Create a custom AI voice from just 120 seconds of audio with 80+ pre-built options.

Deep Dive

xAI has officially added voice cloning capabilities to its API suite with the launch of Custom Voices and Voice Library on April 30, 2026. Developers can create a personalized AI voice by uploading a reference audio clip of at least 120 seconds. The model captures not just timbre but also delivery patterns and inflections, ensuring the cloned voice sounds and speaks like the original. Alternatively, users can select from over 80 pre-built voices spanning 28 languages. Each custom voice is assigned a unique 8-character alphanumeric ID that works seamlessly across both the Text-to-Speech and Voice Agent APIs, enabling consistent voice identity across applications.
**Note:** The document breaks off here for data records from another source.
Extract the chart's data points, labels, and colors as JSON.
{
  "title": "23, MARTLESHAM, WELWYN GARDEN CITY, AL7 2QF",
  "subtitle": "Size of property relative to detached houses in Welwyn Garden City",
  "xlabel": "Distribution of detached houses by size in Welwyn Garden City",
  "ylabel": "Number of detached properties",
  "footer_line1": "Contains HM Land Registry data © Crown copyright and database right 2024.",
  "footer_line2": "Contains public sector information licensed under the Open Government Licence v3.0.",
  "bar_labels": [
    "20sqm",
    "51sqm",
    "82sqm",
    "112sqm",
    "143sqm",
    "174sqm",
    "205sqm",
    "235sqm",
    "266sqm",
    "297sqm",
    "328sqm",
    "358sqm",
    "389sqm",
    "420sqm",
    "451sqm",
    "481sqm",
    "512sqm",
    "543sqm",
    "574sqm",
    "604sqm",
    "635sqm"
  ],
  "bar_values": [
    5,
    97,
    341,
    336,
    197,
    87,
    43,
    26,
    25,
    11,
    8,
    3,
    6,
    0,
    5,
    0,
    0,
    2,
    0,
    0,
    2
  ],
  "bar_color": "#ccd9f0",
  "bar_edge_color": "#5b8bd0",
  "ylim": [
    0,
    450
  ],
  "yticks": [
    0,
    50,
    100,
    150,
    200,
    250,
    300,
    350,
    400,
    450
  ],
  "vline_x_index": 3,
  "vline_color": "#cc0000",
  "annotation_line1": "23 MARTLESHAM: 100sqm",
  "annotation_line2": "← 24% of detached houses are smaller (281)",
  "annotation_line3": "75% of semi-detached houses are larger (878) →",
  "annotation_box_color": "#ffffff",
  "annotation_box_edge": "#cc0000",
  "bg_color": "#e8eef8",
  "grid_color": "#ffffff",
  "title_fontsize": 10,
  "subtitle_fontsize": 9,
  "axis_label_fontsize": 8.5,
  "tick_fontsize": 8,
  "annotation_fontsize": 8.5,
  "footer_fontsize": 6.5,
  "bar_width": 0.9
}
Security is a core feature. xAI implements a two-stage verification process that requires the speaker to read a verification phrase in real time. The system then matches speaker embeddings from the verification clip and the full recording, preventing cloning from pre-existing audio or unauthorized replication of another person's voice. Pricing remains unchanged: $4.20 per million characters for Text-to-Speech and $0.05 per minute ($3.00 per hour) for the Voice Agent API. Intended use cases include voice agents, audiobook narration, and video game character voices. For Tesla owners using Grok, this signals a maturing infrastructure for personalized voice-driven AI interactions inside the vehicle.

Key Points
  • Custom Voices require a 120-second reference clip; xAI's model captures timbre, delivery patterns, and inflections for realistic cloning.
  • Two-stage verification with real-time phrase reading and speaker embedding matching prevents misuse from pre-existing recordings.
  • Pricing stays at standard API rates: $4.20 per million characters for TTS and $0.05 per minute for voice agents, no extra fee for cloning.

Why It Matters

Developers now have a secure, cost-effective way to build personalized voice agents, potentially transforming customer support and in-car AI like Grok.